I was just about to turn in for the night when the text message signal on my little Nokia phone chimed. The message traveled from Austin to Kabul with the sad news that my friend Stacy had passed away, having succumbed to injuries she sustained in a automobile accident. Stacy was on her way home from Portland, having decided to return to the East Coast. A good friend gone at such a young age is not the easiest subject about which to craft an appropriate memorial. Lacking the talent of Bach, Schubert, Mozart, or Shelley, I can only risk sounding trite or cliche as I try to capture in words the great, larger-than-life person that was Stacy.
I knew Stacy through my best friend Brian who was raving about this amazing girl he had met as a student at CCP. Brian and I went to a party one night and there was this perpetually smiling, adorable, fiery redhead chatting and laughing garrulously with everyone in the room. She paused for introduction and with a sweet-voiced and boisterous, “HI JIM! I’M STACY!” I had made an instant friend. I never missed a chance to tag along with her on little urban adventures around Philly, and I was always happy when plans were made and someone said, “Stacy will be there!”
Stacy was a firecracker! One minute she had a hug and kiss for everyone, but oh boy you didn’t mess with girlfriend. She could whoop some ass if she had to! She was a strong woman who could and often had to take care of herself, yet at the same time, she could be fragile and vulnerable, and needed you to just be there for her, hold her tight and make her realize that “things will be okay.” And wow could she mix a pitcher of Melon Balls. I’ll never forget her trial run bartending in Manyunk - she packed the house. And as an example of her generosity, she pretty much hooked up her friends all night with high octane potables. I’m pretty sure she was fired that same night.
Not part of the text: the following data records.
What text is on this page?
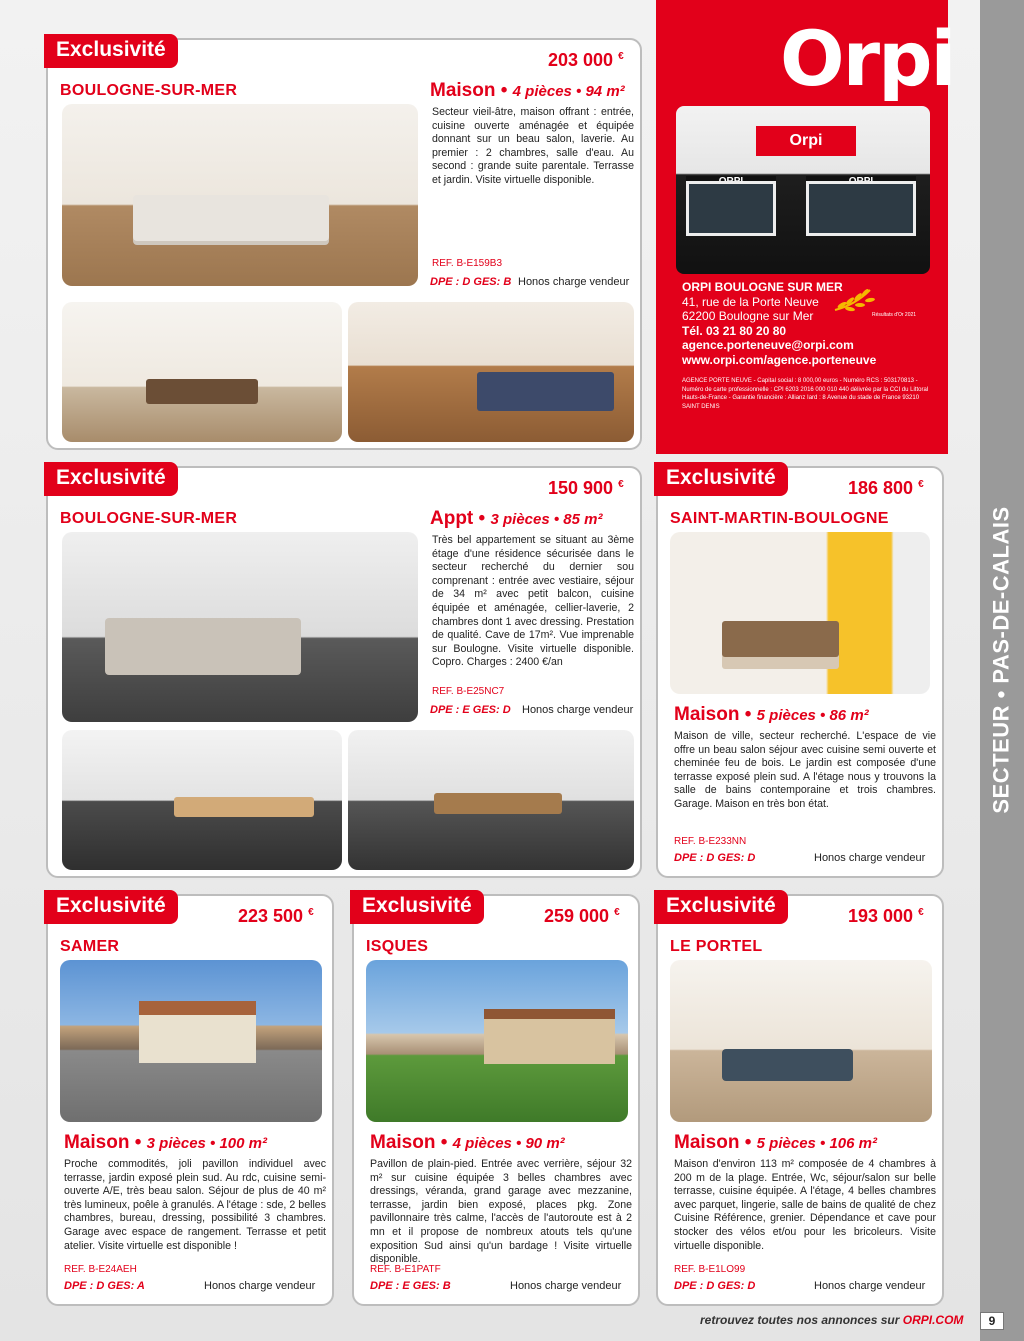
SECTEUR • PAS-DE-CALAIS
Orpi
Orpi
ORPI BOULOGNE SUR MER
41, rue de la Porte Neuve
62200 Boulogne sur Mer
Tél. 03 21 80 20 80
agence.porteneuve@orpi.com
www.orpi.com/agence.porteneuve
Résultats d'Or 2021
AGENCE PORTE NEUVE - Capital social : 8 000,00 euros - Numéro RCS : 503170813 - Numéro de carte professionnelle : CPI 6203 2016 000 010 440 délivrée par la CCI du Littoral Hauts-de-France - Garantie financière : Allianz Iard : 8 Avenue du stade de France 93210 SAINT DENIS
Exclusivité	203 000 €
BOULOGNE-SUR-MER	Maison • 4 pièces • 94 m²
Secteur vieil-âtre, maison offrant : entrée, cuisine ouverte aménagée et équipée donnant sur un beau salon, laverie. Au premier : 2 chambres, salle d'eau. Au second : grande suite parentale. Terrasse et jardin. Visite virtuelle disponible.
REF. B-E159B3
DPE : D GES: B Honos charge vendeur
Exclusivité	150 900 €
BOULOGNE-SUR-MER	Appt • 3 pièces • 85 m²
Très bel appartement se situant au 3ème étage d'une résidence sécurisée dans le secteur recherché du dernier sou comprenant : entrée avec vestiaire, séjour de 34 m² avec petit balcon, cuisine équipée et aménagée, cellier-laverie, 2 chambres dont 1 avec dressing. Prestation de qualité. Cave de 17m². Vue imprenable sur Boulogne. Visite virtuelle disponible. Copro. Charges : 2400 €/an
REF. B-E25NC7
DPE : E GES: D Honos charge vendeur
Exclusivité	186 800 €
SAINT-MARTIN-BOULOGNE
Maison • 5 pièces • 86 m²
Maison de ville, secteur recherché. L'espace de vie offre un beau salon séjour avec cuisine semi ouverte et cheminée feu de bois. Le jardin est composée d'une terrasse exposé plein sud. A l'étage nous y trouvons la salle de bains contemporaine et trois chambres. Garage. Maison en très bon état.
REF. B-E233NN
DPE : D GES: D	Honos charge vendeur
Exclusivité	223 500 €
SAMER
Maison • 3 pièces • 100 m²
Proche commodités, joli pavillon individuel avec terrasse, jardin exposé plein sud. Au rdc, cuisine semi-ouverte A/E, très beau salon. Séjour de plus de 40 m² très lumineux, poêle à granulés. A l'étage : sde, 2 belles chambres, bureau, dressing, possibilité 3 chambres. Garage avec espace de rangement. Terrasse et petit atelier. Visite virtuelle est disponible !
REF. B-E24AEH
DPE : D GES: A	Honos charge vendeur
Exclusivité	259 000 €
ISQUES
Maison • 4 pièces • 90 m²
Pavillon de plain-pied. Entrée avec verrière, séjour 32 m² sur cuisine équipée 3 belles chambres avec dressings, véranda, grand garage avec mezzanine, terrasse, jardin bien exposé, places pkg. Zone pavillonnaire très calme, l'accès de l'autoroute est à 2 mn et il propose de nombreux atouts tels qu'une exposition Sud ainsi qu'un bardage ! Visite virtuelle disponible.
REF. B-E1PATF
DPE : E GES: B	Honos charge vendeur
Exclusivité	193 000 €
LE PORTEL
Maison • 5 pièces • 106 m²
Maison d'environ 113 m² composée de 4 chambres à 200 m de la plage. Entrée, Wc, séjour/salon sur belle terrasse, cuisine équipée. A l'étage, 4 belles chambres avec parquet, lingerie, salle de bains de qualité de chez Cuisine Référence, grenier. Dépendance et cave pour stocker des vélos et/ou pour les bricoleurs. Visite virtuelle disponible.
REF. B-E1LO99
DPE : D GES: D	Honos charge vendeur
retrouvez toutes nos annonces sur ORPI.COM	9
Stacy’s love and passion extended to all the creatures of the earth. She was devoted to the love and care of animals and was determined to turn that love into her life’s work. I remember how hard she studied and worked in her vet tech program at Harcum. She was a determined student with a goal and dammit she was getting it. As long as she could get past that dreaded math class. So how about a tutoring session with your friend the math teacher? And what better place to indulge in academic pursuits than Tangiers Bar? What could go wrong? Well, quadratic equations and pints of Yuengling might not be the best mix, but we sure had fun, didn’t we?
Of all the loved ones in Stacy’s life, I can think of nobody more dedicated to and caring for Stacy than my friend Nikole. They were like sisters. Nikole and her entire family were Stacy’s family as well. You couldn’t find a twosome more fun to be around or who loved each other so much as these two crazy chicks. I learned a lot about friendship, love, and loyalty from how these ladies laughed, shared, cried, and drove each other nuts, but in the end knew they were the best of friends for all time.
I could go on forever praising and remembering this wonderful person. We lost touch here and there, went through long periods without seeing each other or talking, but when we would reconnect it would always be a joy. I chatted with her not long before I left on this journey of mine to Kabul. I remember sensing even through text her feelings of confusion and disappointment with where life was for her at the time. I shared my upcoming adventure and tried to encourage her to not give up hope, that she could do anything or go anywhere to find happiness and fulfillment. If things weren’t going well, she could always consider missteps and setbacks as life lessons to file away and use to guide decisions for the future. And she could always come home.
Rest in peace, beautiful friend. You touched the lives of so many people. You will be missed forever, but never forgotten.